One flaw most people have in the marketplace is the implicit assumption that stocks, as a whole, will outperform alternative investment classes (bonds, cash, commodities, etc.) over the long run. We could continue our historic 9%-a-year nominal climb up in the major indexes, or we could enter into a period of decline (e.g. Russia’s stock market in 1900 was the third largest market in the world by capitalization, and we all know what happened there), and we would not know either way at present which will be the case.

The only way an investor can outperform in the marketplace is by selecting investments that are trading below fair value. If an investor cannot explain why an index is undervalued when they purchase it, I would not automatically assume that the index would be outperforming alternative decisions at the time of investment.

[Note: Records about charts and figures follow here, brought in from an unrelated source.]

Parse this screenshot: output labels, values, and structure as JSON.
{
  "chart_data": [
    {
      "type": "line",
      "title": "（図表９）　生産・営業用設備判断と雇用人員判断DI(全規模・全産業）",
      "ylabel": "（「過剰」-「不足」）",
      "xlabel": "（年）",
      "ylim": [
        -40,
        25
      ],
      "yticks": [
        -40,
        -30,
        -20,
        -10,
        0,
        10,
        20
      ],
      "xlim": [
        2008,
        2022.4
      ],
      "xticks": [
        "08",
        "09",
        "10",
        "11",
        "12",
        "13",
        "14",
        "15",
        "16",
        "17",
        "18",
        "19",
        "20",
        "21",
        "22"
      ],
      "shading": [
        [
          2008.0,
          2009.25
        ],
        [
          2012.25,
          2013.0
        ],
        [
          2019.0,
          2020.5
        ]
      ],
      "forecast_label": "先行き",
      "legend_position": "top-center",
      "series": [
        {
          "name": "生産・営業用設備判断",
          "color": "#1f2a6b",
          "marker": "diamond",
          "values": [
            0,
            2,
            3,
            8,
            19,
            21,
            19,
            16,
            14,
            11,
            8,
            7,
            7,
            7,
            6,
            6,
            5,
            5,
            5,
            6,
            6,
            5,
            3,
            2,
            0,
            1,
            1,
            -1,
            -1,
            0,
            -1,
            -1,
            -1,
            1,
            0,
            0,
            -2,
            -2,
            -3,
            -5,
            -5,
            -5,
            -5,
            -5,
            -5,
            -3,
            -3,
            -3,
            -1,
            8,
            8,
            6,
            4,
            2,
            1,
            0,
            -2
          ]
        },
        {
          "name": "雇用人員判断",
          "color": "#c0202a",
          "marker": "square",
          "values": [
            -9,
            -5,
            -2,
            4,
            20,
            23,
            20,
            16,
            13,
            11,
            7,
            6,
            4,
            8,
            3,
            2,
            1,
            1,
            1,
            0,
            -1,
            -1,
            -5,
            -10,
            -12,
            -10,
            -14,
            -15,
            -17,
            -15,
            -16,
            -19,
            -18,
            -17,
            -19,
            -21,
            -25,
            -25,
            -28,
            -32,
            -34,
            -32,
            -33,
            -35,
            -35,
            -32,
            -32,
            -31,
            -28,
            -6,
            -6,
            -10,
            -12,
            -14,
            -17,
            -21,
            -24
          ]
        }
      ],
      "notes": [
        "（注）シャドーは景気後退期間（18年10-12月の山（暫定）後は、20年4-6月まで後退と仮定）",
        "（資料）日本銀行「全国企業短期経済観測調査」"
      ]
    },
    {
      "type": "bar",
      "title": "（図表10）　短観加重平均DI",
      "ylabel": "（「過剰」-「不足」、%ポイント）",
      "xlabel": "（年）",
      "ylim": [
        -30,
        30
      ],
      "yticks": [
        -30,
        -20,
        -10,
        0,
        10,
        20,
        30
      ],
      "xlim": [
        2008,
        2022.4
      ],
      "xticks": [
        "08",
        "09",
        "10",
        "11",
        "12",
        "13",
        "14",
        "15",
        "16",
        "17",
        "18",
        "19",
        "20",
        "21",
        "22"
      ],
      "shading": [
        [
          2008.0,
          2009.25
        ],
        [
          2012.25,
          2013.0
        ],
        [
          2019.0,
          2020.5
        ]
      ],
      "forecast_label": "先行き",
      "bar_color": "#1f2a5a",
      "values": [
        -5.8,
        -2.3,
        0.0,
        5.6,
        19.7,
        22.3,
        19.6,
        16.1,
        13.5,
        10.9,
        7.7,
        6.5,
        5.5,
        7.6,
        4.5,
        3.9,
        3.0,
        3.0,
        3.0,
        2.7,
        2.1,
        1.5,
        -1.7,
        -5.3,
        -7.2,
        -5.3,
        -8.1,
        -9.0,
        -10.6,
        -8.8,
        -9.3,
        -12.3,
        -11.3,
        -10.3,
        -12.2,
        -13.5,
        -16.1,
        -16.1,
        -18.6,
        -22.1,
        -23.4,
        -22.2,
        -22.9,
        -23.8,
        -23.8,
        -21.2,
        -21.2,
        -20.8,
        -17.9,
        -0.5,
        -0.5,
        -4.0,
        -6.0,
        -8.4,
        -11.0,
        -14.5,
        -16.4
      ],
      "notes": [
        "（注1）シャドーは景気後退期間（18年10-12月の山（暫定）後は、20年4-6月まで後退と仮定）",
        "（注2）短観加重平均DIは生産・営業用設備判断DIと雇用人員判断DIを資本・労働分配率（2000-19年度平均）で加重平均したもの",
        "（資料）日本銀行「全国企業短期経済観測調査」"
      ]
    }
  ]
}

An investor completely unwilling to dabble in equity risk (including preferred shares) would have a morally consistent argument by opting for the 100% GIC-only strategy. You can usually get higher returns with GICs than most bank debentures.

As I have said to some other relatives that have come to me seeking investment opinion, “Making 2% a year is a lot better than losing 10%.” Usually it takes such a loss before people realize the impact of such a statement.

Not much going on in the markets

The end of year trading is dominated by two forces, none of them fundamental in nature to companies’ economic prospects:

1. Window dressing – fund managers do not want to be seen with a year-end holdings of market “dogs”;

2. Tax loss selling – people that jettison positions in their portfolio with unrealized losses so they can harvest the capital loss for the 2010 tax year. Correspondingly there will be some supply at the onset of 2011 of 2010’s gainers.

This is probably why I have not been writing lately – I’ve been drafting up the 2011 outlook.

Since the last two weeks of December are usually a write-off, markets are more illiquid than usual. Retail investors can take advantage of the corresponding price swings to add or subtract positions if such swings are unusually sharp.